著書に、『言い方ひとつでここまで変わる教師のすごい!会話術』『あたりまえだけどなかなかできない教師のすごい!仕事術』(以上、東洋館出版社)、『先生ほど素敵な仕事はない?!』『クラス全員が喜んで書く日記指導』『小1〜小6年“書く活動”が10倍になる楽しい作文レシピ100例』『学習密度が濃くなる“スキマ時間”活用レシピ50例』(以上、明治図書)、『どの子も必ず身につく書く力』(学陽書房)他、教育雑誌連載、掲載多数。教師のためのスケジュールブック『TEACHER’S LOG NOTE』(フォーラム・A)のプロデュースをつとめる。
【社会教育活動】「日本シェアリングネイチャー協会」ネイチャーゲームリーダー/「日本キャンプ協会」キャンプディレクター/「日本自然保護協会」自然観察指導員/「CEE」プロジェクトワイルドエデュケーター
【ブログ】森川正樹の“教師の笑顔向上”ブログ

―本書は、森川先生が実際に「習慣」にされていらっしゃることを77個集めていただきました! なぜ、「習慣」が大切なのでしょうか。

 いつ見ても子どもたちが生き生きと活動しているクラス。そのクラスの担任の先生が“実は”している「習慣」って興味がありませんか? 私は学生の時にキャンプリーダーをしていたのですが、その時のベテランリーダーのAさんがどのようにして子どもたちを惹きつけているのかとても興味がありました。傍で観察したり、質問したりしながら“実は”こういうことをしていたのか、と驚いたものです。
 子どもを惹きつけることや、熱中する授業をするための技術や心構えは、その都度意識して行う段階から「習慣」として“実はしていた”という段階になることで学級に圧倒的な安定感が生まれます。ならば、まずは意識して意識して「習慣」として無意識になるまで取り組む。そのための「意識すること」をまとめたのが本書です。
 この本は「教師」という仕事そのものをもっと好きになれるように、という願いを込めて書きました。

―本書の中で、最初に“習慣化”することをおすすめしたいものはなんでしょう?

 習慣51の「気づき続ける」ですね。本文にも書きましたが、子どもを褒めなさいとはよく言われますが、「褒める」とは「気づく」ことです。そもそもクラスの中のAさんの頑張りや成長に気づけなければ褒めることはできません。褒め言葉も誰にでもあてはまるような言葉はその子に刺さりません。「(担任である)自分しか言えない言葉」、「自分しか褒められないようなこと」を探して毎日気づき続けたいものです。
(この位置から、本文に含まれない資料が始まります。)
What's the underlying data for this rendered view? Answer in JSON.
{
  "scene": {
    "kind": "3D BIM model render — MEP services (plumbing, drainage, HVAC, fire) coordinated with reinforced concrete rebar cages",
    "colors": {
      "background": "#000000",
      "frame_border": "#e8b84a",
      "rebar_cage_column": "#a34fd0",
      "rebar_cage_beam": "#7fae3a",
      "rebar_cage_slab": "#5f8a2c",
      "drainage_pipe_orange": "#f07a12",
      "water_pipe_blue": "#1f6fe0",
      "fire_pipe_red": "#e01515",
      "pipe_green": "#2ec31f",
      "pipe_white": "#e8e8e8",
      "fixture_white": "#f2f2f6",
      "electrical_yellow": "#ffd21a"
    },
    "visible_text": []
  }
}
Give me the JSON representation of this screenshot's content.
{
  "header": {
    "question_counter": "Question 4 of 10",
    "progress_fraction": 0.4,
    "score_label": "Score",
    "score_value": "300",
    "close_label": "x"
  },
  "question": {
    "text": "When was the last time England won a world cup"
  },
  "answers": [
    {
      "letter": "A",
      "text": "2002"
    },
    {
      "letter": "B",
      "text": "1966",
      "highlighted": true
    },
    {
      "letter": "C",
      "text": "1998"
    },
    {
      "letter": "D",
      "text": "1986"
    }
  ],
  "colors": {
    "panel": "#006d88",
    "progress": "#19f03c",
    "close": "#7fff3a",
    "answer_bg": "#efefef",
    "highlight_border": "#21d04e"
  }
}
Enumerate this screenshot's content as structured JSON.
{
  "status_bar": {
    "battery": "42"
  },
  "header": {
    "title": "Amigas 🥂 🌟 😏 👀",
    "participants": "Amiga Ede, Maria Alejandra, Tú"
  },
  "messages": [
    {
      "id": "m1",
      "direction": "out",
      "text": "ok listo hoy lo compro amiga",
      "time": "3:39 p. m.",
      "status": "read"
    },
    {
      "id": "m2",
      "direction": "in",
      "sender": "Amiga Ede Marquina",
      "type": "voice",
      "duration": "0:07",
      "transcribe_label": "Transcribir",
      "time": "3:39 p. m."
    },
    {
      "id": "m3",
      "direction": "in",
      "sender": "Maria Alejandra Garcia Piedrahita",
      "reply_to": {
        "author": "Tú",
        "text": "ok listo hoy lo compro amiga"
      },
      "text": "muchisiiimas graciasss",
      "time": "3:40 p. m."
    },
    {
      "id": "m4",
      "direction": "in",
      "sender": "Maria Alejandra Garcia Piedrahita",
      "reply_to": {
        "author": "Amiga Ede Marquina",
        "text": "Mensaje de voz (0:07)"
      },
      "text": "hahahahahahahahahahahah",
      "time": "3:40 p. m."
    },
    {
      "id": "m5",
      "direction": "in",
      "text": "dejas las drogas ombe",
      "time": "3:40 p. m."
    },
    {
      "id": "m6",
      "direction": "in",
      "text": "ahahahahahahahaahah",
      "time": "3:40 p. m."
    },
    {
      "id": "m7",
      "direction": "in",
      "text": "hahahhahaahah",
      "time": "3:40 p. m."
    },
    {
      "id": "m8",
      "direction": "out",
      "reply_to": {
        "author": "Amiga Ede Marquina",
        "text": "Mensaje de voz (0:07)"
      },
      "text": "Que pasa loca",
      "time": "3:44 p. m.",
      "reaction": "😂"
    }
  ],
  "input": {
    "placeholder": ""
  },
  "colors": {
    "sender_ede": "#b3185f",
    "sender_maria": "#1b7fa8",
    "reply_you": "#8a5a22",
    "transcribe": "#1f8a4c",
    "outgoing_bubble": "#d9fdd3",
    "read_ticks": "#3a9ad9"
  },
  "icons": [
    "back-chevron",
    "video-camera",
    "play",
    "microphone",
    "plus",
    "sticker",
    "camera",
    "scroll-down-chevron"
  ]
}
―“習慣化”をするときに、気をつけなければいけないことはありますか?

 私は「意識して」→「記録する」の繰り返しでここまでやってきました。自分がこれを習慣化しよう、と思ったら当然毎日のように意識するのです、がその意識は「行為」にまで落とし込まなければなかなか身に付きません。
 意識して実行する。そしてそれを記録するのです。
 私は授業日誌として毎年誰に見せるわけでもない日々の記録を書き続けています。そこには、Bさんがこういう発言をした、Cさんがこのようなことをしてくれた、といった、担任しか書けない記録が並んでいます。本書、習慣44の「目を合わせて笑い合う」ということを習慣として意識するなら、「今日はDさんとは笑い合えていないなあ」「今日はとびきりの笑顔を見せてくれたEさん」ということを日々の中で一行でもいいので書いていくのです。

―最後に、新年度の学級づくりを目前に控えた読者の先生方に、メッセージをお願いします。

 また新しい出会いがあり、新しい子どもたちとの一年が始まります。私も日々失敗だらけです。しかし、どうにかやっていけるのは目の前に子どもたちがいるからです。
 教師としての自分の「習慣」を一つ、また一つと増やしていきましょう。
 子どもたちが明るくなる習慣、子どもたちが思考する習慣、自分自身が前向きになる習慣…「習慣」を増やしていくことが教師として成長していくことだと私は思っています。
 「“今日の失敗もまた良い経験なのだ“という習慣」を身に付けて(笑)、共に頑張っていきましょう。